Port Harcourt Refining Company has said it recorded drastic reduction in pipeline vandalism and adulteration of petroleum products in its host communities.
Spokesman for the company, host to the two 210,000 b/d Port Harcourt refineries, Ralph Ugwu
said the positive trend came as a result of enlightenment campaigns the PHR carried out against vandalization in the area.
The campaign he said hinged on the dangers and effects of pipeline vandalism and adulteration of petroleum products on the economy of the nation, the environment and health of the communities.

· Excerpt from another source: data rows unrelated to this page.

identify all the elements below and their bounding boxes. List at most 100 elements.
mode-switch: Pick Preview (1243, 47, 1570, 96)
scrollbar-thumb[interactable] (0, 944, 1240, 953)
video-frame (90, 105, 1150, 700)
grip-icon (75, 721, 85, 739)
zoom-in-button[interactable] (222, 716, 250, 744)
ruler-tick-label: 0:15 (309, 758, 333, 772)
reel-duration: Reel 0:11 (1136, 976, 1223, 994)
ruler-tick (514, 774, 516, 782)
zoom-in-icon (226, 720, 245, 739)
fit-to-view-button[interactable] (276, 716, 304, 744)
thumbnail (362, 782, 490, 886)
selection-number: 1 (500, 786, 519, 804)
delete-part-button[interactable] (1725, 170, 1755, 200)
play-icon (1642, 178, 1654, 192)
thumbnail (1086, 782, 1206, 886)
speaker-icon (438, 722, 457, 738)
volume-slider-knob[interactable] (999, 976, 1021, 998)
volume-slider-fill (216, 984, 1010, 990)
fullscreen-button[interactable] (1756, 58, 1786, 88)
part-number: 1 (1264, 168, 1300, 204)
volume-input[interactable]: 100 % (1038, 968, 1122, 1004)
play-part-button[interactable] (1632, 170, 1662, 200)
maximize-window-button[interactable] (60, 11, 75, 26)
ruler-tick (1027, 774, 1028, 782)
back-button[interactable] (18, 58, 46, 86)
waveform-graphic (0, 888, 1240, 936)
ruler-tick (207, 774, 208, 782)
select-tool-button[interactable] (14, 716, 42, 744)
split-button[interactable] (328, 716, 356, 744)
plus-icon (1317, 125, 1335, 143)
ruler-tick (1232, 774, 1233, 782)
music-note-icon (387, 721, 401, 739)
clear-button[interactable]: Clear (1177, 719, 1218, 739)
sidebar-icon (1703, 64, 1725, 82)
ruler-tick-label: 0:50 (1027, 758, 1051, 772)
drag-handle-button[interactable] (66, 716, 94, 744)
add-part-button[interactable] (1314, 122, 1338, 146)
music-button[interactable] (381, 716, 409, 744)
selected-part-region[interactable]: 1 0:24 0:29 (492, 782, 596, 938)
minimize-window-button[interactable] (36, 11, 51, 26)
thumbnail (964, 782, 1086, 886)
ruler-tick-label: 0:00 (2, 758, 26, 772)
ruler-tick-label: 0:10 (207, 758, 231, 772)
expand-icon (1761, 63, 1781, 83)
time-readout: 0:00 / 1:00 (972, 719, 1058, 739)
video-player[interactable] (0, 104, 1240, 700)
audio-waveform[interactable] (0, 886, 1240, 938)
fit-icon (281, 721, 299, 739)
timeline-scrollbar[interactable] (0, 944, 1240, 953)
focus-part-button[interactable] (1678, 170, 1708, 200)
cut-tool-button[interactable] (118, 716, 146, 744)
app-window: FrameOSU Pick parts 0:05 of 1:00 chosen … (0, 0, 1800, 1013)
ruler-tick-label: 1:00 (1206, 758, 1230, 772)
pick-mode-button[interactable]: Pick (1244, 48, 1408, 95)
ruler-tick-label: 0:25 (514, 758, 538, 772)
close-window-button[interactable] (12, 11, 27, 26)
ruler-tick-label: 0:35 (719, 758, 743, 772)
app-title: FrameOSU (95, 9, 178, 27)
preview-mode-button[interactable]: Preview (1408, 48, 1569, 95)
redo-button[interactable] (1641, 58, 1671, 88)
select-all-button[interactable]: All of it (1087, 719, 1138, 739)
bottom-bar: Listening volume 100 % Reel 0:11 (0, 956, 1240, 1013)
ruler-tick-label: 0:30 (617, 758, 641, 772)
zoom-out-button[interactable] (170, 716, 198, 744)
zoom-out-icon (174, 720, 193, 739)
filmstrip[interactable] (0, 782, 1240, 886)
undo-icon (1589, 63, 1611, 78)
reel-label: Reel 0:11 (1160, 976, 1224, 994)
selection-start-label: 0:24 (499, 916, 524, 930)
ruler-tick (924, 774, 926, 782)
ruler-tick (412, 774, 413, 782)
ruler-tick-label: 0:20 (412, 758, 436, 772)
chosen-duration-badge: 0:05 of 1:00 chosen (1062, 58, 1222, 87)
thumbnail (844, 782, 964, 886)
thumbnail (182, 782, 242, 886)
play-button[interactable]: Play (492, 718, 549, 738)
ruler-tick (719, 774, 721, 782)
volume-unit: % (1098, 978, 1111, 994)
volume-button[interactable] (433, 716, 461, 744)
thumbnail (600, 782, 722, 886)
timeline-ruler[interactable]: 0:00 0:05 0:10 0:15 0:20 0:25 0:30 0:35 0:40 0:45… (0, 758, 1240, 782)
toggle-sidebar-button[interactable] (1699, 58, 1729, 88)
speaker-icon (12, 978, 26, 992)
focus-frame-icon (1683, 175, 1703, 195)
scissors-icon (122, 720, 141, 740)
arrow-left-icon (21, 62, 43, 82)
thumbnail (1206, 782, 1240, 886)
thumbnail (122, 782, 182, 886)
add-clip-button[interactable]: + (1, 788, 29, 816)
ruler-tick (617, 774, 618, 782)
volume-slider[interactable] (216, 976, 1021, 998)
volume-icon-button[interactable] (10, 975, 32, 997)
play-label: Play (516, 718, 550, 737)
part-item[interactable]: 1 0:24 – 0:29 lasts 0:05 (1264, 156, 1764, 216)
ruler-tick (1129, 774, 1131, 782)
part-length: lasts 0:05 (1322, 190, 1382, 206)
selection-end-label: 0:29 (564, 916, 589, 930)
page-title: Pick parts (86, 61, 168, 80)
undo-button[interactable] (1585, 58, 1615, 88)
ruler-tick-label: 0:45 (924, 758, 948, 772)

“A few months back, apart from campaign against pipeline vandalism, we also launched campaign against adulteration of petroleum products because we have discovered that there are a lot of adulterations of petroleum products going on around our premises,” said Ugwu.
“And I am happy to inform you that we have done a check and our check revealed that the rate of this adulteration has drastically reduced because the people are now aware of the dangers inherent in adulterating petroleum products.
“One of which is the lifespan of their engines and their machines. Another is environmental degradation, environmental pollution; another is health.”
The manager also said the company had set up a micro-credit scheme in its host communities to assist indigenes to become self-reliant and to fight poverty.
Ugwu said about 2000 indigenes of Eleme and Okrika areas would benefit from the revolving, interest-free loan scheme which would be disbursed through cooperative societies recognised by the two councils.